全部で七丁目まである狸小路商店街の二丁目には一丁目近く、つまり北側にたい焼き屋みたいなのがある。ふくろうやきとか言う物で名の通り形が鯛ではなくてふくろうだ。

照を梟の前に座らせて餡を二つ注文する。店名に合わせてだか知らないけど、なぜかここには梟がいる。全四羽。種類とかあるんだろうけどよくわからない。じっとして動かないから一瞬本物かどうか疑うレベルだ。たまに首を動かすので、通りすがりの気になった観光客は本物だとやっとわかる。この店ができてからよく見かける光景になった。

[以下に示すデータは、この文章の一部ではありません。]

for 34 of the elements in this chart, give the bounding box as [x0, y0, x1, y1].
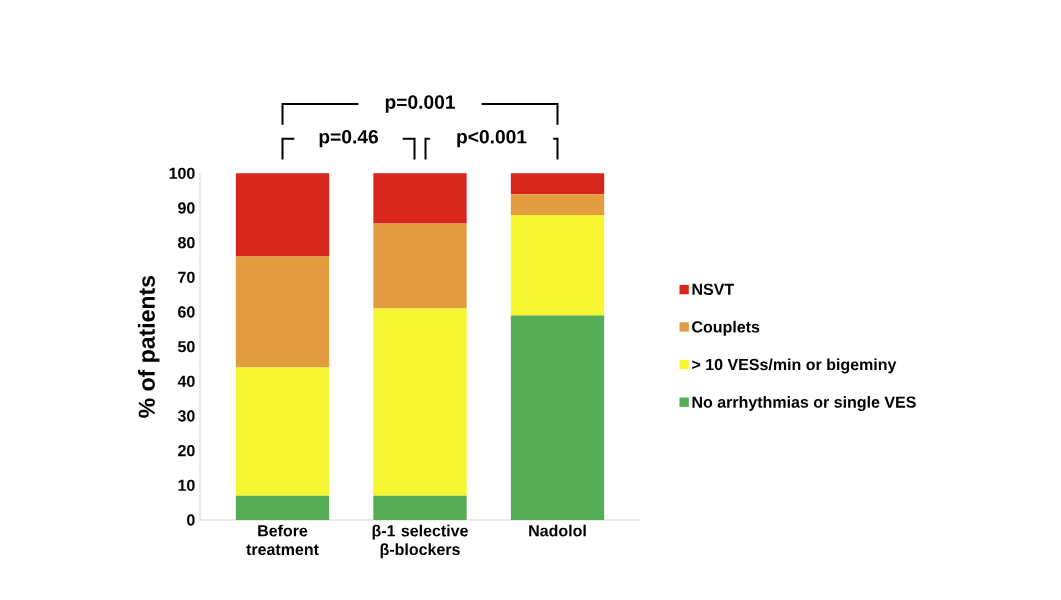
y-tick-label: 90: [178, 202, 195, 214]
bar: [510, 214, 605, 316]
y-tick-label: 20: [178, 445, 195, 457]
y-tick-label: 0: [187, 514, 195, 526]
legend-label: Couplets: [692, 320, 760, 336]
y-axis-title: % of patients: [137, 275, 160, 418]
bar: [235, 256, 330, 368]
y-tick-label: 10: [178, 479, 195, 491]
y-tick-label: 70: [178, 271, 195, 283]
bar: [235, 367, 330, 496]
y-tick-label: 60: [178, 306, 195, 318]
bar: [510, 173, 605, 195]
y-tick-label: 80: [178, 237, 195, 249]
bar: [373, 495, 467, 520]
bar: [510, 194, 605, 215]
text: p<0.001: [457, 129, 527, 148]
text: p=0.46: [319, 129, 378, 148]
y-tick-label: 30: [177, 410, 195, 422]
x-tick-label: Nadolol: [529, 524, 586, 537]
bar: [510, 315, 605, 520]
legend-label: NSVT: [692, 283, 734, 295]
text: p=0.001: [385, 95, 455, 113]
y-tick-label: 40: [177, 375, 195, 387]
x-tick-label: β-1 selective β-blockers: [372, 524, 468, 559]
legend-label: > 10 VESs/min or bigeminy: [692, 358, 897, 374]
bar: [373, 173, 467, 224]
legend-label: No arrhythmias or single VES: [692, 396, 916, 412]
bar: [235, 495, 330, 520]
y-tick-label: 100: [169, 167, 195, 179]
bar: [235, 173, 330, 257]
bar: [373, 223, 467, 309]
y-tick-label: 50: [178, 341, 195, 353]
x-tick-label: Before treatment: [246, 524, 319, 556]
bar: [373, 308, 467, 496]
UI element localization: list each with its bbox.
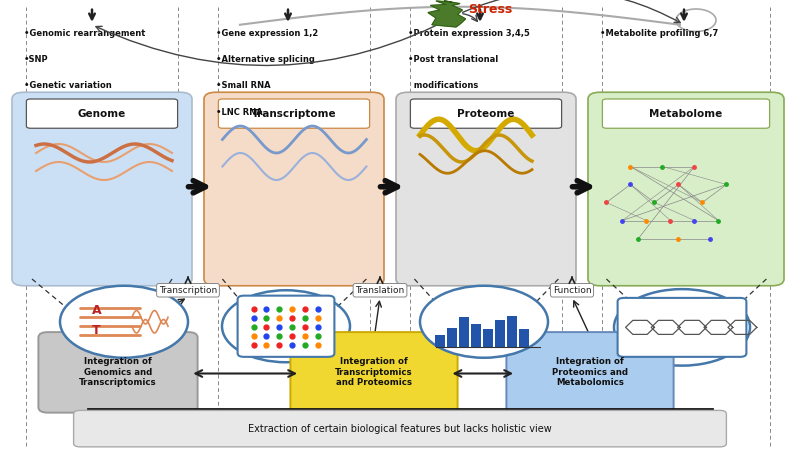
Circle shape <box>60 286 188 358</box>
Text: •Alternative splicing: •Alternative splicing <box>216 55 315 64</box>
FancyBboxPatch shape <box>410 99 562 128</box>
Bar <box>507 316 517 346</box>
Text: •Genomic rearrangement: •Genomic rearrangement <box>24 29 146 38</box>
FancyBboxPatch shape <box>618 298 746 357</box>
Text: Metabolome: Metabolome <box>650 108 722 119</box>
Text: Stress: Stress <box>468 4 512 16</box>
FancyBboxPatch shape <box>218 99 370 128</box>
Circle shape <box>420 286 548 358</box>
Text: Integration of
Genomics and
Transcriptomics: Integration of Genomics and Transcriptom… <box>79 357 157 387</box>
Text: Integration of
Proteomics and
Metabolomics: Integration of Proteomics and Metabolomi… <box>552 357 628 387</box>
Text: modifications: modifications <box>408 81 478 90</box>
Text: •Metabolite profiling 6,7: •Metabolite profiling 6,7 <box>600 29 718 38</box>
Bar <box>459 317 469 346</box>
Polygon shape <box>428 1 466 27</box>
Text: Transcription: Transcription <box>159 286 217 295</box>
Bar <box>519 328 529 346</box>
FancyBboxPatch shape <box>588 92 784 286</box>
Text: A: A <box>92 304 102 317</box>
Text: Integration of
Transcriptomics
and Proteomics: Integration of Transcriptomics and Prote… <box>335 357 413 387</box>
Text: Translation: Translation <box>355 286 405 295</box>
Text: •Small RNA: •Small RNA <box>216 81 270 90</box>
Bar <box>495 320 505 346</box>
FancyBboxPatch shape <box>12 92 192 286</box>
Text: T: T <box>92 324 101 337</box>
Text: Function: Function <box>553 286 591 295</box>
FancyBboxPatch shape <box>74 410 726 447</box>
FancyBboxPatch shape <box>238 296 334 357</box>
Text: Transcriptome: Transcriptome <box>252 108 336 119</box>
Text: Proteome: Proteome <box>458 108 514 119</box>
FancyBboxPatch shape <box>602 99 770 128</box>
Bar <box>483 329 493 346</box>
Bar <box>435 335 445 346</box>
FancyBboxPatch shape <box>38 332 198 413</box>
Text: •SNP: •SNP <box>24 55 49 64</box>
Text: Genome: Genome <box>78 108 126 119</box>
Text: •Genetic variation: •Genetic variation <box>24 81 112 90</box>
Text: •LNC RNA: •LNC RNA <box>216 108 262 117</box>
Bar <box>471 324 481 346</box>
Text: •Post translational: •Post translational <box>408 55 498 64</box>
Text: •Gene expression 1,2: •Gene expression 1,2 <box>216 29 318 38</box>
FancyBboxPatch shape <box>506 332 674 413</box>
Text: •Protein expression 3,4,5: •Protein expression 3,4,5 <box>408 29 530 38</box>
Text: Extraction of certain biological features but lacks holistic view: Extraction of certain biological feature… <box>248 423 552 434</box>
Bar <box>447 328 457 346</box>
FancyBboxPatch shape <box>290 332 458 413</box>
FancyBboxPatch shape <box>396 92 576 286</box>
FancyBboxPatch shape <box>26 99 178 128</box>
FancyBboxPatch shape <box>204 92 384 286</box>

 一緒に首を傾けている照を見ているとどうにも子供にしか見えないのだが、それは見てくれの話だと自分に言い聞かせる。正体はまだ明かせない秘密だということはいずれ話してくれるのだろう。どうでもいいけど『いずれ』って現代語だけど『いづれ』となると古語だよね。

 つまり思わずボーっとしてふくろう焼きを口に運んでいたわけだが、どうもそれが不服だったらしい。

「つまんない」

「俺はもうつかれた」

 俺は疲れたんだよ。あちこち振り回されるのは慣れている方だと思っていたが甘かった。子供の体力と気力は無尽蔵に涌き出るらしく止めどない。

「もうすぐ先輩も帰ってくるから、それまで寝てろ」

ぶぅ、と膨れたがどうやら折り合ってくれるみたいだ。よかった。近くにゲームセンター、ペットショップと魅力ある施設があるだけにこれ以上の体力消耗はしたくない。本題はこの子の子守りではない。先輩の救出なのだから。

 まるで蜻蛉の目を回すかのようにくるくると指を回している照を俺と梟はじっと見ていた。